The US Air Force has approved the Boeing KC-46A Pegasus in-flight refueling tanker for the aerial resupply of five more types of aircraft.
The new aircraft are the AC-130J Ghostrider, HC-130J Combat King II, MC-130J Commando II, C-5M Super Galaxy, and E-3G Sentry during US Transportation Command-tasked missions.
“The KC-46A can now support nearly 70 percent of all receiver aircraft that request air refueling support from USTRANSCOM,” AMC deputy chief Lt. Col. Kevin White said.
“In addition, we are putting the Pegasus against our highest priority missions such as direct Presidential support,” he added.
In July, the first Interim Capability Release (ICR) decision cleared the KC-46A to refuel aircraft using its centreline drogue system.

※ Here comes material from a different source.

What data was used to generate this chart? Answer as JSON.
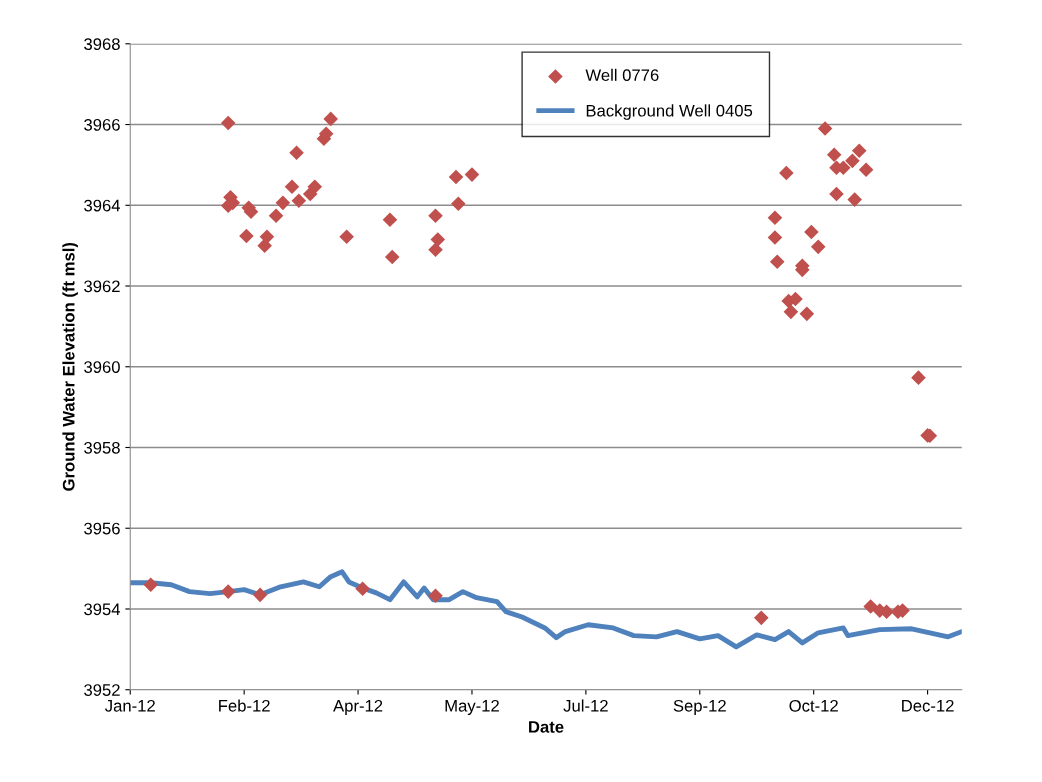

A second ICR decision in August cleared the jet to refuel the B-52, C-17, and other KC-46As using the boom-type refueling system. It also added F-15 and F-16s to the list in October.

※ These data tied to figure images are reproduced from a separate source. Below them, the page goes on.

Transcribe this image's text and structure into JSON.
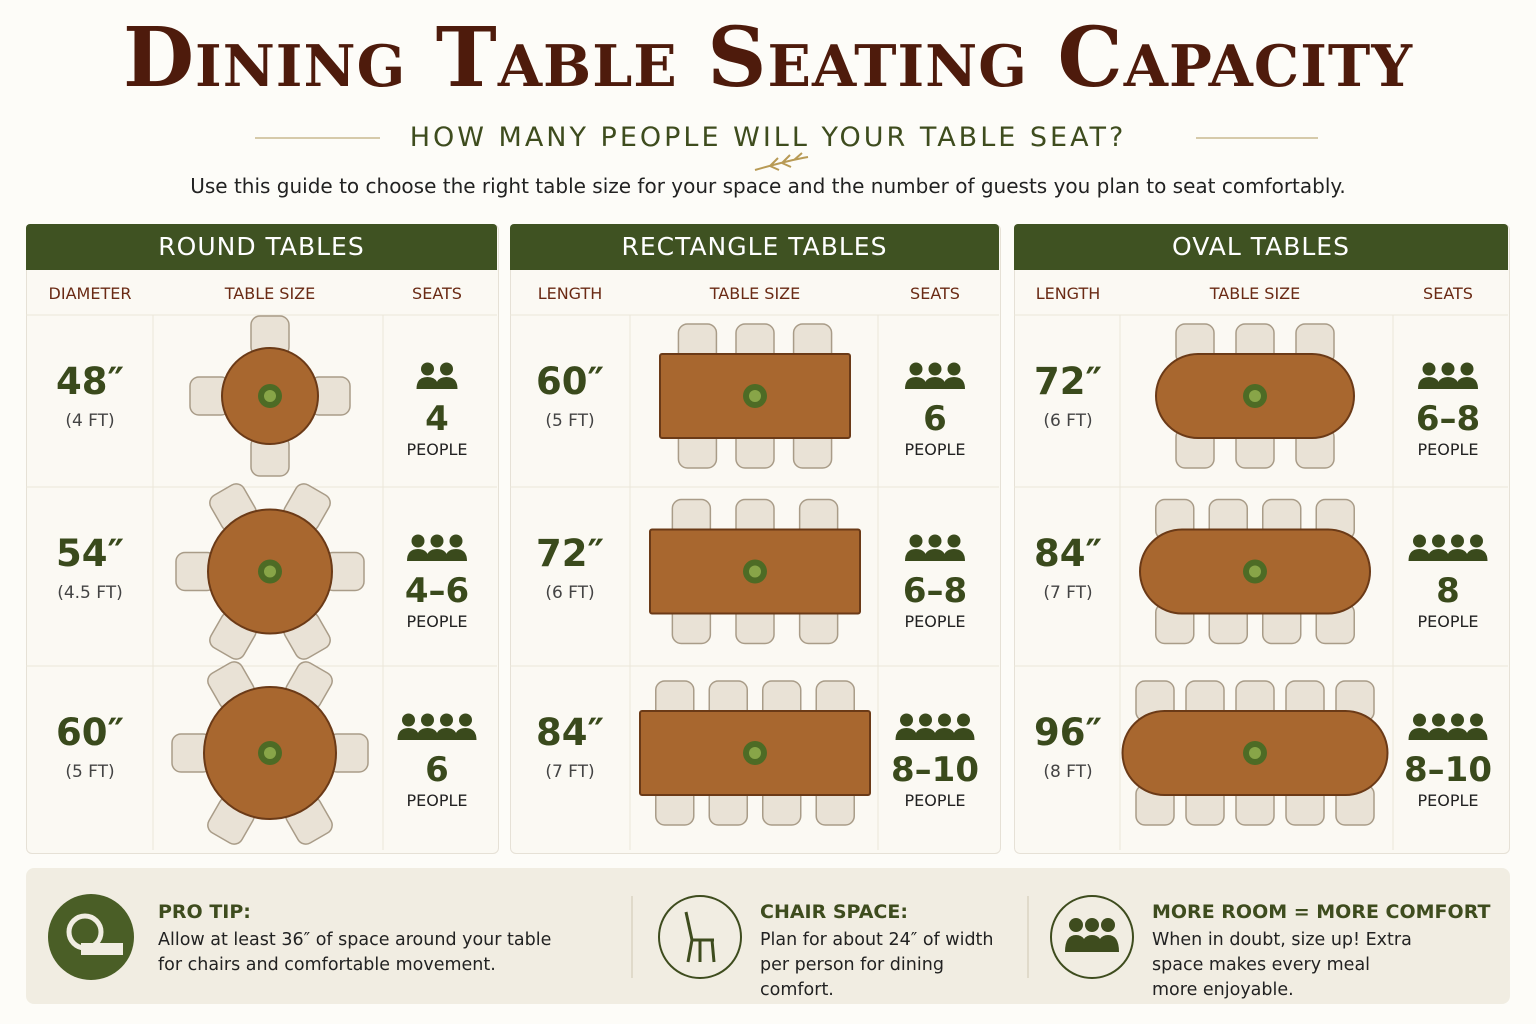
{
  "header": {
    "title": "Dining Table Seating Capacity",
    "subtitle": "HOW MANY PEOPLE WILL YOUR TABLE SEAT?",
    "intro": "Use this guide to choose the right table size for your space and the number of guests you plan to seat comfortably."
  },
  "sections": [
    {
      "title": "ROUND TABLES",
      "columns": [
        "DIAMETER",
        "TABLE SIZE",
        "SEATS"
      ],
      "rows": [
        {
          "size": "48″",
          "feet": "(4 FT)",
          "seats": "4",
          "unit": "PEOPLE"
        },
        {
          "size": "54″",
          "feet": "(4.5 FT)",
          "seats": "4–6",
          "unit": "PEOPLE"
        },
        {
          "size": "60″",
          "feet": "(5 FT)",
          "seats": "6",
          "unit": "PEOPLE"
        }
      ]
    },
    {
      "title": "RECTANGLE TABLES",
      "columns": [
        "LENGTH",
        "TABLE SIZE",
        "SEATS"
      ],
      "rows": [
        {
          "size": "60″",
          "feet": "(5 FT)",
          "seats": "6",
          "unit": "PEOPLE"
        },
        {
          "size": "72″",
          "feet": "(6 FT)",
          "seats": "6–8",
          "unit": "PEOPLE"
        },
        {
          "size": "84″",
          "feet": "(7 FT)",
          "seats": "8–10",
          "unit": "PEOPLE"
        }
      ]
    },
    {
      "title": "OVAL TABLES",
      "columns": [
        "LENGTH",
        "TABLE SIZE",
        "SEATS"
      ],
      "rows": [
        {
          "size": "72″",
          "feet": "(6 FT)",
          "seats": "6–8",
          "unit": "PEOPLE"
        },
        {
          "size": "84″",
          "feet": "(7 FT)",
          "seats": "8",
          "unit": "PEOPLE"
        },
        {
          "size": "96″",
          "feet": "(8 FT)",
          "seats": "8–10",
          "unit": "PEOPLE"
        }
      ]
    }
  ],
  "tips": [
    {
      "title": "PRO TIP:",
      "text": "Allow at least 36″ of space around your table for chairs and comfortable movement."
    },
    {
      "title": "CHAIR SPACE:",
      "text": "Plan for about 24″ of width per person for dining comfort."
    },
    {
      "title": "MORE ROOM = MORE COMFORT",
      "text": "When in doubt, size up! Extra space makes every meal more enjoyable."
    }
  ]
}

Next Stage of Air-Refueling Capabilities
The KC-46A Pegasus is a widebody, multirole tanker that can refuel all US and coalition military aircraft compatible with international aerial refueling procedures. It is designed to carry passengers and cargo and is equipped with robust defensive and tactical situational awareness systems.

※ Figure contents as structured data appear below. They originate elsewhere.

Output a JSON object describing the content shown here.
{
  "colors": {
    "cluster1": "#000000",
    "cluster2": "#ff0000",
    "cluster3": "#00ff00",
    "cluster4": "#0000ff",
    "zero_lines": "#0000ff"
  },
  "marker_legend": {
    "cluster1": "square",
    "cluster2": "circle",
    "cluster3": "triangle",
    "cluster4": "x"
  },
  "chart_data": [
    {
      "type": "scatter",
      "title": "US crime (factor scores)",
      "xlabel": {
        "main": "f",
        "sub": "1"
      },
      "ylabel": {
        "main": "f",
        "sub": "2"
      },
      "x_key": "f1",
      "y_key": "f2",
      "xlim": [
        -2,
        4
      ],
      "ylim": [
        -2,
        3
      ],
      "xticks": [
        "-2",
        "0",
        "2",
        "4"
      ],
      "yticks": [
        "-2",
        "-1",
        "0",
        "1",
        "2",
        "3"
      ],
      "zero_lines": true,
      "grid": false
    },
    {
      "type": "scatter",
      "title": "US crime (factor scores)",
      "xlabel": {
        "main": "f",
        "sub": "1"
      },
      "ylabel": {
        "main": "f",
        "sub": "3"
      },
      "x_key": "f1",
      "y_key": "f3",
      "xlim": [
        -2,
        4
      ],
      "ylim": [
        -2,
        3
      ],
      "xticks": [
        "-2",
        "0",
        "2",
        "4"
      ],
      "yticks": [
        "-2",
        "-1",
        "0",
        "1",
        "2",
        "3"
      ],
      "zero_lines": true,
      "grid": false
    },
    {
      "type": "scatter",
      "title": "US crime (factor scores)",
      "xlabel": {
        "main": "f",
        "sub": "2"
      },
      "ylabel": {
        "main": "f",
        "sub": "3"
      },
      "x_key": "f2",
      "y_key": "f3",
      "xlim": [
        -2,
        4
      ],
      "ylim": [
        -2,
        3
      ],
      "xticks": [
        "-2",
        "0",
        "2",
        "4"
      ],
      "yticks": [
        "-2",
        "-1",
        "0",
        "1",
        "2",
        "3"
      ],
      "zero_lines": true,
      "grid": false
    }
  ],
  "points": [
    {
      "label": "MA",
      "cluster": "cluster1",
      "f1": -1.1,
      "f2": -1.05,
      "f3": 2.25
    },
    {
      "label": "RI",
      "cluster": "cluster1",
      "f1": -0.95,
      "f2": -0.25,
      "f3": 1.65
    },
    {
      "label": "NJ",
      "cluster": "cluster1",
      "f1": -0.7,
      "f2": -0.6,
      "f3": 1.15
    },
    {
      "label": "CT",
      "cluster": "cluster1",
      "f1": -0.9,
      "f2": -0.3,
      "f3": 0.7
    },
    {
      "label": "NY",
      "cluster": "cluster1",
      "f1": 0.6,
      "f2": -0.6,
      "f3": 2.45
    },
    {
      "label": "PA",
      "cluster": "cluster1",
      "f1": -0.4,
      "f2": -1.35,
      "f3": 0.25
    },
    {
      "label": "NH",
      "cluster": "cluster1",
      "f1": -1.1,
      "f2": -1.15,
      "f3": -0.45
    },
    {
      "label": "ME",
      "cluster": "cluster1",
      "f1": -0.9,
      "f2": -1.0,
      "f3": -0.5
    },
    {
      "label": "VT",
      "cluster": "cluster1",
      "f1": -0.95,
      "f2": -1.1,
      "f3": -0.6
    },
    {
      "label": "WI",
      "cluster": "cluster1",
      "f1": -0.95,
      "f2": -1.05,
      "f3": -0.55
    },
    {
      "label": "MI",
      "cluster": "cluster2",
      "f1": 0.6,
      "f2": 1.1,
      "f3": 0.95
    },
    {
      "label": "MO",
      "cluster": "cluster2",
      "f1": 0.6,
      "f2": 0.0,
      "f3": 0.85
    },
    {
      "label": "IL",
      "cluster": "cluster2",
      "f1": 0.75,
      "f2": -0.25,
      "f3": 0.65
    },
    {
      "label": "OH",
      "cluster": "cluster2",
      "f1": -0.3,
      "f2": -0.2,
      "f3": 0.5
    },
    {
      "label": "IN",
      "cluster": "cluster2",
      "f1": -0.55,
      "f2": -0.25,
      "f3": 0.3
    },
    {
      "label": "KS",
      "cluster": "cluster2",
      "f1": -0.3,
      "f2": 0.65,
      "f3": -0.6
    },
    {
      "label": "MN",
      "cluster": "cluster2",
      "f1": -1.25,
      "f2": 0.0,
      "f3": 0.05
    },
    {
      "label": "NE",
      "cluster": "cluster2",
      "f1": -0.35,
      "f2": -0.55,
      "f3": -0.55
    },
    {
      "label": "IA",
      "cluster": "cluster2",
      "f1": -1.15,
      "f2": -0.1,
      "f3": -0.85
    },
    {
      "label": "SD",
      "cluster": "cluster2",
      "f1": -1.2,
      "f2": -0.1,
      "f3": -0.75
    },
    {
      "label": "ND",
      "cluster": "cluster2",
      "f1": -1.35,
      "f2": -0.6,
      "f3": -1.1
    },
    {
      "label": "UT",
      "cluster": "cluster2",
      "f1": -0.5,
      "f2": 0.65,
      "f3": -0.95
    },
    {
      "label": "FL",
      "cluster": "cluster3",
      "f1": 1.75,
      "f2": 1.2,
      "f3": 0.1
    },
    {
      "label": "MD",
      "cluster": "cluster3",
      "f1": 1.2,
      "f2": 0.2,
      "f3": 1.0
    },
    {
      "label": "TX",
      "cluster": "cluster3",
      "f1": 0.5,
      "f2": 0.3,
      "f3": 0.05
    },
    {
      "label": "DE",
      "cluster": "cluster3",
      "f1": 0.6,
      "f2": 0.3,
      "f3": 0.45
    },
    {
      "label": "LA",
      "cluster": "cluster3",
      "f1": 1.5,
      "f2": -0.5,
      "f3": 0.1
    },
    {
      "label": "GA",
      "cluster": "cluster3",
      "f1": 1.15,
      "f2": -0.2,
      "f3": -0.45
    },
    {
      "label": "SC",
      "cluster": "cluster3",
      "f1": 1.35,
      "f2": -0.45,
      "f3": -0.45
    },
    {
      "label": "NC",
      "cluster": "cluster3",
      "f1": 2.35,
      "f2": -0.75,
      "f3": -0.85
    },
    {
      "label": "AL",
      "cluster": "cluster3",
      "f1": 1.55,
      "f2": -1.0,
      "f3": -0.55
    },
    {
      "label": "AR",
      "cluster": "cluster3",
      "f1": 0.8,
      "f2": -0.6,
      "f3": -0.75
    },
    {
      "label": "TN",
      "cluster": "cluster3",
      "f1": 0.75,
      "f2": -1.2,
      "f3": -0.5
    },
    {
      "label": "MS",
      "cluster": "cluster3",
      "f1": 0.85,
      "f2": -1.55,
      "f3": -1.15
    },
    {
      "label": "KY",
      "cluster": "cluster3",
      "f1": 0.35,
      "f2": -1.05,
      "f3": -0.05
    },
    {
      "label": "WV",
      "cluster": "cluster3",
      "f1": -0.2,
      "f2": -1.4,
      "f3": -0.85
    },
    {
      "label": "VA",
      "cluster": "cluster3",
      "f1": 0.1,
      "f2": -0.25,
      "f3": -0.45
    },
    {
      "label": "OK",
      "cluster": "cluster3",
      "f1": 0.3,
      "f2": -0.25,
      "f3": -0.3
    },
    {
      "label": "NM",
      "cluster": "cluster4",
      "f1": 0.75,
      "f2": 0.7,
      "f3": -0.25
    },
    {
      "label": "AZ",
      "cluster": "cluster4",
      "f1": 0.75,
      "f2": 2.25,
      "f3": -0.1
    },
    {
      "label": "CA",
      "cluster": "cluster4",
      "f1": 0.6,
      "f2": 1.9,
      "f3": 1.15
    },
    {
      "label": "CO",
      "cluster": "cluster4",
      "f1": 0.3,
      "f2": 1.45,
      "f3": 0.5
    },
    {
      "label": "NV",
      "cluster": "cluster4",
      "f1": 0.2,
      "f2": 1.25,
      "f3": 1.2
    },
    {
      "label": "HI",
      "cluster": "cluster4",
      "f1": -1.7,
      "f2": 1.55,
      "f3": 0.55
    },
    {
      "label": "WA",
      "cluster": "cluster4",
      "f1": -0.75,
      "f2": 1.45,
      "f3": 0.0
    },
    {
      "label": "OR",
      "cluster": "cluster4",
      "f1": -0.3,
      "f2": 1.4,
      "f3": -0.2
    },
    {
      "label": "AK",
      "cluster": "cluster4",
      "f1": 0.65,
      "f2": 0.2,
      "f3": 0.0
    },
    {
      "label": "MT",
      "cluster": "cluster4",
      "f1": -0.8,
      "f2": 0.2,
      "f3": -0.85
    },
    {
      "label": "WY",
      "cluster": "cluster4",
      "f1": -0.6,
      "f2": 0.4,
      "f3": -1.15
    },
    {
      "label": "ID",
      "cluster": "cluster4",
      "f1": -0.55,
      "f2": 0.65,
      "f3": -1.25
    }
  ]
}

“The KC-46 can detect, avoid, defeat, and survive threats using multiple layers of protection, which will enable it to operate safely in medium-threat environments,” Boeing said in a statement last month.
The refueling aircraft has completed over 6,000 missions, offloading more than 50 million pounds of fuel to other aircraft through its boom and hose-and-drogue systems.
Boeing delivered its first KC-46A to Japan in October, marking the first delivery of the aerial refueling jet outside the US. The US government also approved the sale of eight KC-46 tankers to the Israeli Air Force in February.